A game is a feedback loop with the worst possible variable included in it, a human. Our perception rates vary from sense to sense and from person to person, and familiarity with process dictates our expectations and reactions. A smoothness boundary of 20% takes out the highs and lows that are inside the 99% time and allows us to find when a game is offering sustained stuttering perceptible to gameplay. Large performance drops caused by in-game events like large explosions that cause a performance drop of more than 20% will be caught; it also removes any potential driver tricks such as very fast frames, while still allowing normal variation like changes from ducking behind cover or sighting a scope. A lower percentage of the total frames outside the smoothness band indicates a better experience. For presentation purposes we're going to show the percent time inside the boundary, so a higher value is better.

The Testing Parameters

We will bench with frame limiting or vsync options on and off. For testing, our preference is given to in-game frame limiting if available, and where not then an in-game vsync option will be used. If in-game vsync doesn't work, we'll try driver control panel forced vsync, and if that's not working then RadeonPro's vsync options to force vsync or frame limit. We're not going to enable double or triple buffering as it is not consistently available across all titles and introduces potential for reducing responsiveness. Implicit in the use of frame limiting or vertical sychronization is that it will improve the smoothness metric if the game is consistently hitting the synchronization frame rate; there will not be frames surpassing the fast limit figure. This means any 'unsmoothness' found is purely from frame rates dipping below the slow limit figure.
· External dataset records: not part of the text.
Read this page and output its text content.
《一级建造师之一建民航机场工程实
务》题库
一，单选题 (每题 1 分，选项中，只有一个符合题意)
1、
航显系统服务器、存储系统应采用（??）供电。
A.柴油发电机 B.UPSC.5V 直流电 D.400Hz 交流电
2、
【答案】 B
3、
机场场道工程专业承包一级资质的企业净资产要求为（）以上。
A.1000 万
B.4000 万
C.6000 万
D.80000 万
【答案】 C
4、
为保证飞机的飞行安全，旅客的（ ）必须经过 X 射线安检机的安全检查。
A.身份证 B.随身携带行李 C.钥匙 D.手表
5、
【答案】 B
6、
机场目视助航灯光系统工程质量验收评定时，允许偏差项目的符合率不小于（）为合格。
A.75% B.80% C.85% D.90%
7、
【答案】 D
Frame limiting is preferred over vertical synchronization primarily for gaming feel, as it helps smooth out the frame rate by capping the fast rendered frames but still allowing the slower rendered frames to be delivered as soon as possible. However, these leave non-synchronized frames displaying on the screen which leads to tearing. Depending on which problem affects immersion for you more - image quality or responsiveness - then you'll have a preference on vsync vs. frame rate limiting. An advantage of frame rate limiting is it doesn't necessarily have to be refresh rate, it can be faster to help find the engine responsiveness feel you desire - or minimize the stutter.

Overall, this should give a comparative basis of performance and smoothness for different cards, configurations or systems.